I'm trying to configured if my computer temperatures are appropriate or if I should add another fan or not. I removed one fan today and replaced it with another, I know one of the fans said 12V on it but the others have little LED lights and don't say anything as for specs go. In any case I'm wondering if overclocking my computer might help with performance and/or temperature.


Computer Specs:

============================

Windows XP Professional version 2002 SPK3
ACPI Uniprocessor PC
AMD Athlon 64 Processor
3000+
1.99 GHz, 2.00 GB of RAM
nVidia GeForce 8400 GS
250 GB main drive
80 GB slave
80 GB slave
(One empty slot, may be filled by a 40 at a later date)

So as you can see, it's a nice sized tower and it's pretty packed. I have three fans that I added myself, blowing air at the hard drives,one blowing out at the bottom, and a huge fan attached to the tower blowing air out, and the processor fan that has a plastic funnel that blows the air out.

These are my speedfan readings, going from Idle-Working:

Working meaning I ran Guild Wars and Black and White II simultaneously.
==============================

Temp1: 33C-37C
Temp2: 50C-54C
Temp3: 11C-13C
HD0: 39C-41C
HD1: 46C-49C
HD2: 43C-47C
Core: 55C-57C
GPU: 61C-68C
Core: 61C-68C

The picture below is from Idle to Gaming, using only Black and White since I added the new fan:










With that in mind, I have my computer back facing the AC for convinenace sake.
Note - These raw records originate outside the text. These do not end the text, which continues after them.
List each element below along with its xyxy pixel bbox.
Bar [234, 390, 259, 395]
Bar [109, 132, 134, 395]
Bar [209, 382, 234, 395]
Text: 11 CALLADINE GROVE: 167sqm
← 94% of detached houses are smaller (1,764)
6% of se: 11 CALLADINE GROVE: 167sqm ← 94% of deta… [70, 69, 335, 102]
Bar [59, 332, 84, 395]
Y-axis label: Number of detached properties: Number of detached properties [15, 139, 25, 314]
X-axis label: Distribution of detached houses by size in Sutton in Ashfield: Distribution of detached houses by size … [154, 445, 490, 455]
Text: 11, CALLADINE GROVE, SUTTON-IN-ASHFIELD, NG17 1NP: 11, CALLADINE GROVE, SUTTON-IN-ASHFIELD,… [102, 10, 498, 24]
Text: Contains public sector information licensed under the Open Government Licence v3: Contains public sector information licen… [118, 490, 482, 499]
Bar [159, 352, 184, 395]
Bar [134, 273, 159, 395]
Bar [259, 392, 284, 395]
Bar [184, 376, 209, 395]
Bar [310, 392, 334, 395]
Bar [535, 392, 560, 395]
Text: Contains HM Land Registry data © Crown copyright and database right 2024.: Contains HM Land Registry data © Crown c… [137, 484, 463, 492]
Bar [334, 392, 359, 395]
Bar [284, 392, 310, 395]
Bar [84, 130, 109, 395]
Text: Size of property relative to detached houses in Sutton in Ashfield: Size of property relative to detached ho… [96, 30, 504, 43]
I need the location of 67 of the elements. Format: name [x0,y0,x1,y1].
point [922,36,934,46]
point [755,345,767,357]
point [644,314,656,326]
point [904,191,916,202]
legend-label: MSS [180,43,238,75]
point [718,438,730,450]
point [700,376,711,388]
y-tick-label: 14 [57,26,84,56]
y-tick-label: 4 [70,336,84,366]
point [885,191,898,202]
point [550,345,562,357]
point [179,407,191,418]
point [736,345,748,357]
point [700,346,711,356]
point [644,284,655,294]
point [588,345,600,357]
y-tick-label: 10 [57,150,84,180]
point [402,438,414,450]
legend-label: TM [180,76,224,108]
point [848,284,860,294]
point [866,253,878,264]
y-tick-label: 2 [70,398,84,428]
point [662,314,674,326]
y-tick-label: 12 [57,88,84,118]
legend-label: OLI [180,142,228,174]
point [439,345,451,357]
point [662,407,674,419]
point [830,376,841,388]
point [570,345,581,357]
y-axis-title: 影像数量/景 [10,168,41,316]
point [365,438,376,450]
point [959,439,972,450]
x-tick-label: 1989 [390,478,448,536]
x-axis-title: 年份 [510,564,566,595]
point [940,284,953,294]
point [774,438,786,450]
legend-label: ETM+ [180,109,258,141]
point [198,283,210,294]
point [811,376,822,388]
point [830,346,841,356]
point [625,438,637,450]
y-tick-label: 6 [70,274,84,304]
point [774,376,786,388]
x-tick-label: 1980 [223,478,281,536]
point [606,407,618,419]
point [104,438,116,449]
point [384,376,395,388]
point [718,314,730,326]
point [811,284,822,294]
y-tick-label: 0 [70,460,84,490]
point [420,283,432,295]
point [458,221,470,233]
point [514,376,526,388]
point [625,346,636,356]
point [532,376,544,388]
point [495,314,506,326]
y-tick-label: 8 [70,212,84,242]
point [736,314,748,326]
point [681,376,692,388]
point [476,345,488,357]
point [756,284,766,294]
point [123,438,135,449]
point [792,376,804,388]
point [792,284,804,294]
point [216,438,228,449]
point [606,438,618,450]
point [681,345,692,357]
So if you're wondering how that affects my PC minus about 10-15 degress C. Core and GPU runs at 48C with the air conditioner on.

So please tell me these things:

1.) If you believe something is too hot
2.) where and how to make improvements
3.) where I should put my next fan
4.) if I should add a fan with two already added
5.) if there's any other advice you'd like to give me
6.) Will overclocking help me

Upon reading nVidia forums, they say that my graphics card is suppose to run hot, and that 60C is chilly. However if you believe different, I still want to hear your opinion. The fan in the graphics card I have now is known to burn out from time to time, and I want to do my best to prevent it. The fan usually burns out when 80C is reached at a constant gameplay or so I'm told.


----------



## greenbrucelee (Apr 24, 2007)

nurr said:


> I'm trying to configured if my computer temperatures are appropriate or if I should add another fan or not. I removed one fan today and replaced it with another, I know one of the fans said 12V on it but the others have little LED lights and don't say anything as for specs go. In any case I'm wondering if overclocking my computer might help with performance and/or temperature.
> 
> 
> Computer Specs:
> ...


1. download real temp and don't use speed fan to read temps its for telling you how fast your fans are running (set the setting called TJ max to 95)
2. Real temp will tell you how hot things are when idle also run it in the background when running prime 95 to determin your top temperatures
3. add as many fans as you want, the more you have the cooler things will be but it will be noisier.
4. overclocking will make things hotter so if you want your system to be cool and overclock it then you will have to add more fans or don't overclock it and keep it as it is.
6. 60 degrees is okj for that graphics card although more fans will cool it better.


----------



## nurr (Aug 21, 2009)

greenbrucelee said:


> 1. download real temp and don't use speed fan to read temps its for telling you how fast your fans are running (set the setting called TJ max to 95)
> 2. Real temp will tell you how hot things are when idle also run it in the background when running prime 95 to determin your top temperatures
> 3. add as many fans as you want, the more you have the cooler things will be but it will be noisier.
> 4. overclocking will make things hotter so if you want your system to be cool and overclock it then you will have to add more fans or don't overclock it and keep it as it is.
> 6. 60 degrees is okj for that graphics card although more fans will cool it better.



*
EDIT:

You should probably read my stats again.

that program doesn't support my processor :\*

I'll take your advice. Thanks for giving some to me! I'm good at replacing and adding hardware and some minor bits of software but I'm still a noob ;P

Will add that program now!


----------



## Phædrus241 (Mar 28, 2009)

Those temperatures are fine, even if SpeedFan is off by 10C (which it can be sometimes).


----------



## greenbrucelee (Apr 24, 2007)

well get core temp then although I never knew real temp only works on Intel CPUs


----------